How often should we run the People Analyzer?
Quarterly. Most EOS companies run it inside their quarterly leadership offsite. Running it more often burns the team out; running it less often means issues fester.
What’s the three-strike rule?
When someone scores a – on a Core Value or a No on GWC, EOS uses a three-strike escalation. Strike one: name the gap with a 30-day window. Strike two: formal written warning, 30 more days. Strike three: they’re out. It creates urgency and fairness at the same time.
Can I use the People Analyzer without full EOS?
Yes. Plenty of companies use the People Analyzer as a standalone tool alongside a different operating system. You just need clear Core Values and a defined role (seat) for each person. It’s most powerful inside the full EOS rhythm, but it works on its own.
What’s the difference between the People Analyzer and a performance review?
Performance reviews rate skills and output on numeric scales, usually once a year, usually tied to compensation. The People Analyzer rates Core Values fit and GWC using three symbols, quarterly, to produce a people decision (keep, coach, move, or exit).

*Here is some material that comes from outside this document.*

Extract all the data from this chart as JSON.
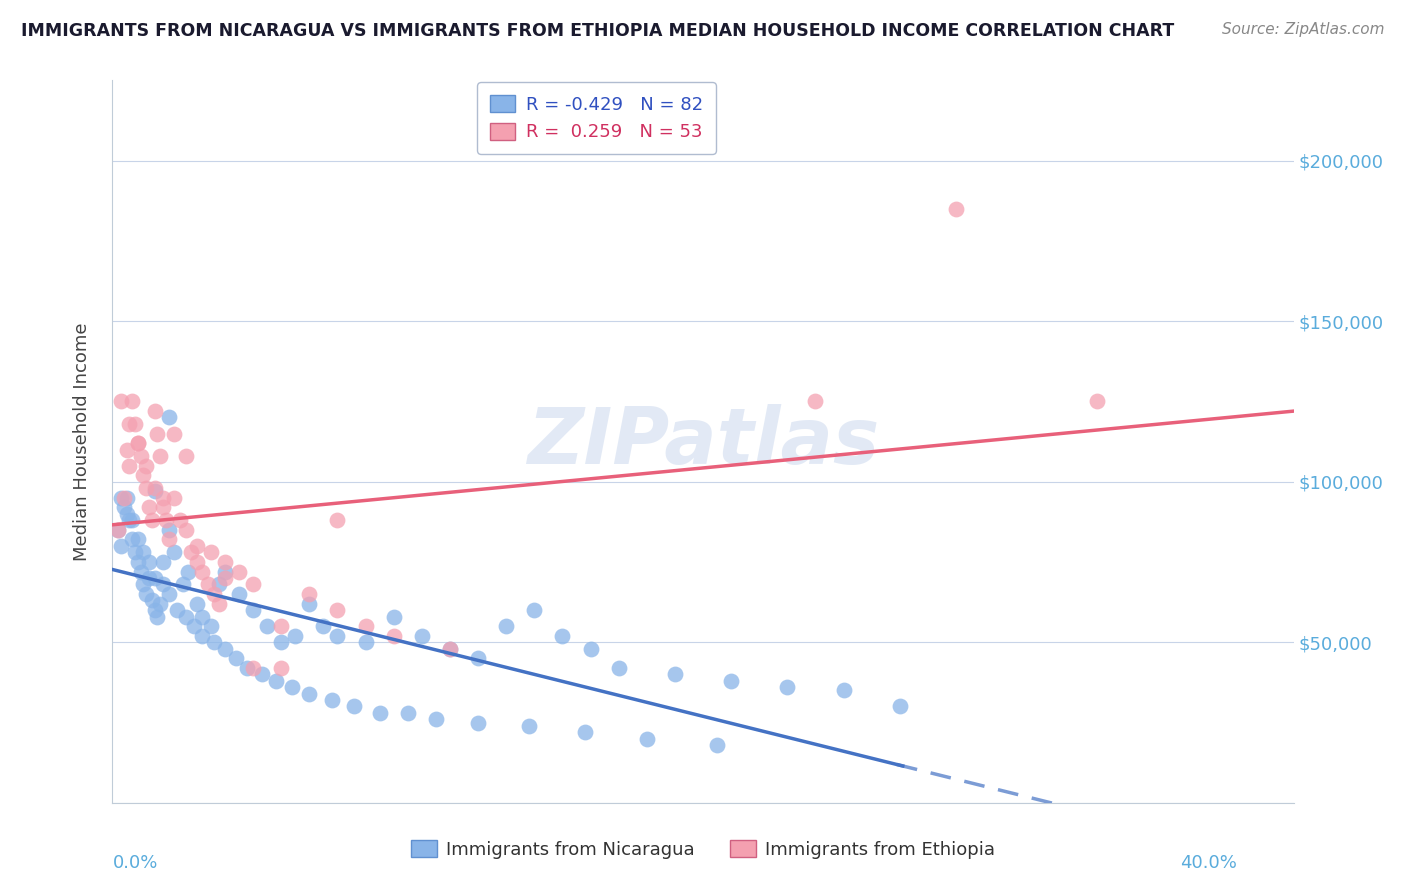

They’re complementary.
Where can I download an EOS People Analyzer template?
The canonical free version is in Gino Wickman’s EOS Toolbox at eosworldwide.com/eos-toolbox. For a version with the Level 10 meeting agenda, Accountability Chart, VTO, and scorecard templates built alongside it, start a free systemHUB trial.
What if someone is a + on values but a No on GWC?
Right person, wrong seat. That’s a move decision, not an exit. They fit the culture; they just don’t fit this role. Find them the seat they do fit, or create one if the business can support it.
Is the People Analyzer the same as a 9-box grid?
No. The 9-box grid rates people on performance and potential. The People Analyzer rates them on Core Values fit and role fit (GWC). Different questions, different decisions. The People Analyzer is specifically an EOS tool; the 9-box is from General Electric’s succession-planning tradition.